When you see an inequality, remember that it resembles a number line that hasn’t been drawn yet, with points marked to show which numbers satisfy the condition described. Understanding inequalities helps in identifying the range within which a variable can change.

Graphing intervals is a way of visually representing inequalities on a number line. It helps in clearly understanding the range of values that a variable can take. Here's a step-by-step guidance for graphing an interval such as \( (0, 5) \):

• First, draw a horizontal line. This represents the number line.
• Mark important points (like 0 and 5) along the line. These are your boundary points of the interval.
• Use open circles (hollow dots) to mark 0 and 5, indicating that they are not included in the interval.
• Shade the entire line segment between these two open circles. This shaded part represents all the numbers \(x\) can be.

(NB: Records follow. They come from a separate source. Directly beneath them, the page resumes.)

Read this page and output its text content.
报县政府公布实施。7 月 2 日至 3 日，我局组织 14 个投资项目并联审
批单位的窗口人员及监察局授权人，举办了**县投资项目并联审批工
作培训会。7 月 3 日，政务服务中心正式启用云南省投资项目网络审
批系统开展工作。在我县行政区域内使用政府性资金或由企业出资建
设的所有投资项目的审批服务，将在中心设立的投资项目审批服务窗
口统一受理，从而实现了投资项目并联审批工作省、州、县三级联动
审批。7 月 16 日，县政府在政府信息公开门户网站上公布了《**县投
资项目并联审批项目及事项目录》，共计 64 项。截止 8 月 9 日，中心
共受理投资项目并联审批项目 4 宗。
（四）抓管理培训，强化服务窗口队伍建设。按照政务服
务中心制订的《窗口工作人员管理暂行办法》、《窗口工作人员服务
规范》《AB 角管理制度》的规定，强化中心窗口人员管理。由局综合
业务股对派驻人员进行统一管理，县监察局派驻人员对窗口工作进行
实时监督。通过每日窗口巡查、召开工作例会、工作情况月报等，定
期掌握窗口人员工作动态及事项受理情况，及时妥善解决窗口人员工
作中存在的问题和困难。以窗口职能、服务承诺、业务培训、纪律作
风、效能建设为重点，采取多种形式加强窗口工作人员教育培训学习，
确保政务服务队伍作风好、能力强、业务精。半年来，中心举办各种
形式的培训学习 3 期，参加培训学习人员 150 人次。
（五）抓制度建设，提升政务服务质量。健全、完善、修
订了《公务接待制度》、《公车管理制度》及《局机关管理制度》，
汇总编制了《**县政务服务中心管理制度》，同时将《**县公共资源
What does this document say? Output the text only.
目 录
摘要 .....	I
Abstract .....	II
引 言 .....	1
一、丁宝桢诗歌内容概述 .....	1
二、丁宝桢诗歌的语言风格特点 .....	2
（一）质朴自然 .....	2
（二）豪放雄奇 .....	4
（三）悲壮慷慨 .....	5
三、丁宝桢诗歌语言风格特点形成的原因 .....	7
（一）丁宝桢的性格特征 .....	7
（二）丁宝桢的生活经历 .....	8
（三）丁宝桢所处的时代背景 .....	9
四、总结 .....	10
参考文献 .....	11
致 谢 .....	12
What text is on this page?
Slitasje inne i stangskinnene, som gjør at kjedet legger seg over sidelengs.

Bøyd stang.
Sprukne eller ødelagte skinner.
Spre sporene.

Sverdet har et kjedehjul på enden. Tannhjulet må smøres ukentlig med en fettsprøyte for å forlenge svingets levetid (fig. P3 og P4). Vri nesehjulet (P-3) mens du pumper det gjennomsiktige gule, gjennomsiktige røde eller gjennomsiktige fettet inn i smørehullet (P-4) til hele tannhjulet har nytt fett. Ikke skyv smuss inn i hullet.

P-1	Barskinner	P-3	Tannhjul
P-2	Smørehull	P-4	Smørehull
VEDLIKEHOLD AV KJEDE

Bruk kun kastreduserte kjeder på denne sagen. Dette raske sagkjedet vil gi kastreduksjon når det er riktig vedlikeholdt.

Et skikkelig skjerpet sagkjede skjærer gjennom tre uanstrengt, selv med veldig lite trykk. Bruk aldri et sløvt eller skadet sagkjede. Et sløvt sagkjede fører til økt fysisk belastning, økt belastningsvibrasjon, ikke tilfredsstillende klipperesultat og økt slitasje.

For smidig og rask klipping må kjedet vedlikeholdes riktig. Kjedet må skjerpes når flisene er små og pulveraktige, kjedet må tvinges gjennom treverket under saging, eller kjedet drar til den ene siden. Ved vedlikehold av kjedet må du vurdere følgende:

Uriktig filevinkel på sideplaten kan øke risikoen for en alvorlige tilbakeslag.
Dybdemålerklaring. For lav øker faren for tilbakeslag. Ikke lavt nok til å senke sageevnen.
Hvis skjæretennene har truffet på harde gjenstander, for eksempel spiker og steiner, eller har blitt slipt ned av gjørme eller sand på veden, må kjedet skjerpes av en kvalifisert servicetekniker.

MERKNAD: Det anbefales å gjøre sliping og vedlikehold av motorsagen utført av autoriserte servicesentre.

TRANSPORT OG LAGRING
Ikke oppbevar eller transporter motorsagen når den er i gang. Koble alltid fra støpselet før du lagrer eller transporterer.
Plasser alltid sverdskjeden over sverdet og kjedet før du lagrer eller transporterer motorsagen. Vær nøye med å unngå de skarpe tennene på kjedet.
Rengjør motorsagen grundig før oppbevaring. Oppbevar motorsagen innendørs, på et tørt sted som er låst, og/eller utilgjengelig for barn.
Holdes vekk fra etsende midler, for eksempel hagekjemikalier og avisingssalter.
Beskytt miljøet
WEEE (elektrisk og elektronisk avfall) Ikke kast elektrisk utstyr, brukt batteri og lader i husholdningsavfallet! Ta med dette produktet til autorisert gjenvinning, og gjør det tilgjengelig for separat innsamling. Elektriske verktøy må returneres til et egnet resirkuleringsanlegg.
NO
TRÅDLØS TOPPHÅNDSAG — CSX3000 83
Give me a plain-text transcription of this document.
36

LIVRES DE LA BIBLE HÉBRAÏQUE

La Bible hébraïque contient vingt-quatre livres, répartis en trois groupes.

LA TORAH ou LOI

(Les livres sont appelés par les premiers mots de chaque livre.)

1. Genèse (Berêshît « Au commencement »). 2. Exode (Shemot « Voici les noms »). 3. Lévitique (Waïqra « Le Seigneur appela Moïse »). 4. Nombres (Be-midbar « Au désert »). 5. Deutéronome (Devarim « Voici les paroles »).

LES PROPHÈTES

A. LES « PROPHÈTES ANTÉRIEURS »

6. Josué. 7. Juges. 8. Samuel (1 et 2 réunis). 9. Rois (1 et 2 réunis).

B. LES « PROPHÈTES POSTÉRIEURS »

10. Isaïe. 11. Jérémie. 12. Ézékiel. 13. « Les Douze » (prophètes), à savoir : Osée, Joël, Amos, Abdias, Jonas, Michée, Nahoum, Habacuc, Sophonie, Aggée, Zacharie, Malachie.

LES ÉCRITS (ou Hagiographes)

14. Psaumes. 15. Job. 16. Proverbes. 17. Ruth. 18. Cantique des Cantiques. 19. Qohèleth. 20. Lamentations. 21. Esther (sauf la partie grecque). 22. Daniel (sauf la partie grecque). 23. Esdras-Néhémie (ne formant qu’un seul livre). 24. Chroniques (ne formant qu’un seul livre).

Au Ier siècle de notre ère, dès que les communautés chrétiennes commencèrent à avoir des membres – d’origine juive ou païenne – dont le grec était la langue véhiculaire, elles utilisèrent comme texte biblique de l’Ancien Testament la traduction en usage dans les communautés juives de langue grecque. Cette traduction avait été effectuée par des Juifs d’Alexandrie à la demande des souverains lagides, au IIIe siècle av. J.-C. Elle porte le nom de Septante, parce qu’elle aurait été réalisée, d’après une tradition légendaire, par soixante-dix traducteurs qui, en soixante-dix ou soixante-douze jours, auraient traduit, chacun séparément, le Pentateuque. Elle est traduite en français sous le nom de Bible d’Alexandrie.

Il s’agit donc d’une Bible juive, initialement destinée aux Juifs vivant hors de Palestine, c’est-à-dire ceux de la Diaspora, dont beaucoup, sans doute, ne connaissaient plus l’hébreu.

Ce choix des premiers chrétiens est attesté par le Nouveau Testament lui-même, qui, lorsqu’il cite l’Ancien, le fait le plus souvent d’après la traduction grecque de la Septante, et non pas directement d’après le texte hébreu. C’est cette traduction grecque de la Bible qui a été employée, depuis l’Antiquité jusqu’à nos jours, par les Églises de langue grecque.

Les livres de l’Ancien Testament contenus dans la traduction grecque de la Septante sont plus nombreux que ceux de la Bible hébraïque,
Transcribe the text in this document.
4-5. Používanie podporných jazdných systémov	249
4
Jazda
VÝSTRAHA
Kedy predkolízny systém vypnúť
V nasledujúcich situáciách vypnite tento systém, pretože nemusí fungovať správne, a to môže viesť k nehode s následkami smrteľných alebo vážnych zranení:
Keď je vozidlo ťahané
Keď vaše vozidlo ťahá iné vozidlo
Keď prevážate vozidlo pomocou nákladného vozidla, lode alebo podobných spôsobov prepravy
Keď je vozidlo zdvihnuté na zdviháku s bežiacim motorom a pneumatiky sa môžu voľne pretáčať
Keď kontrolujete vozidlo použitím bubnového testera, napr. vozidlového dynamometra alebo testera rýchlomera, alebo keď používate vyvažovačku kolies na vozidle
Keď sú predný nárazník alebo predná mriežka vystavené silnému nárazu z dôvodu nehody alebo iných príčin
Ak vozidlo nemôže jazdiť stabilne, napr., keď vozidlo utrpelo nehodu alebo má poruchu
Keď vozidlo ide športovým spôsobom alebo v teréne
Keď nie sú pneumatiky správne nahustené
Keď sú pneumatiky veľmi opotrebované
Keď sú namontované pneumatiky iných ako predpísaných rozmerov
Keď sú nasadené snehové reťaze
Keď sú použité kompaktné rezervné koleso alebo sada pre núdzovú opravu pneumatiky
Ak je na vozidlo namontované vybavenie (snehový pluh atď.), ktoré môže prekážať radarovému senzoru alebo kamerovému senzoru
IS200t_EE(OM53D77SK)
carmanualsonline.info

This graphical method makes it easier to visualize which parts of the number line the inequality refers to, ensuring there's no ambiguity about which numbers are included or excluded.

The number line is a simple yet powerful tool that helps in visualizing numbers and expressions involving numbers, such as inequalities and intervals. It extends infinitely in both directions and is equally spaced, marking every integer.

• Positive numbers are plotted to the right of zero.
• Negative numbers are plotted to the left of zero.

When working with intervals, it's important to understand that the number line provides a continuous set of possible values. Marking points and shading areas on the number line gives a clear idea of which numerical values a variable like \(x\) can take. The practice of moving left or right from zero helps in comprehending how quantities increase or decrease in value, creating a visual understanding that is crucial when dealing with more complex mathematical concepts.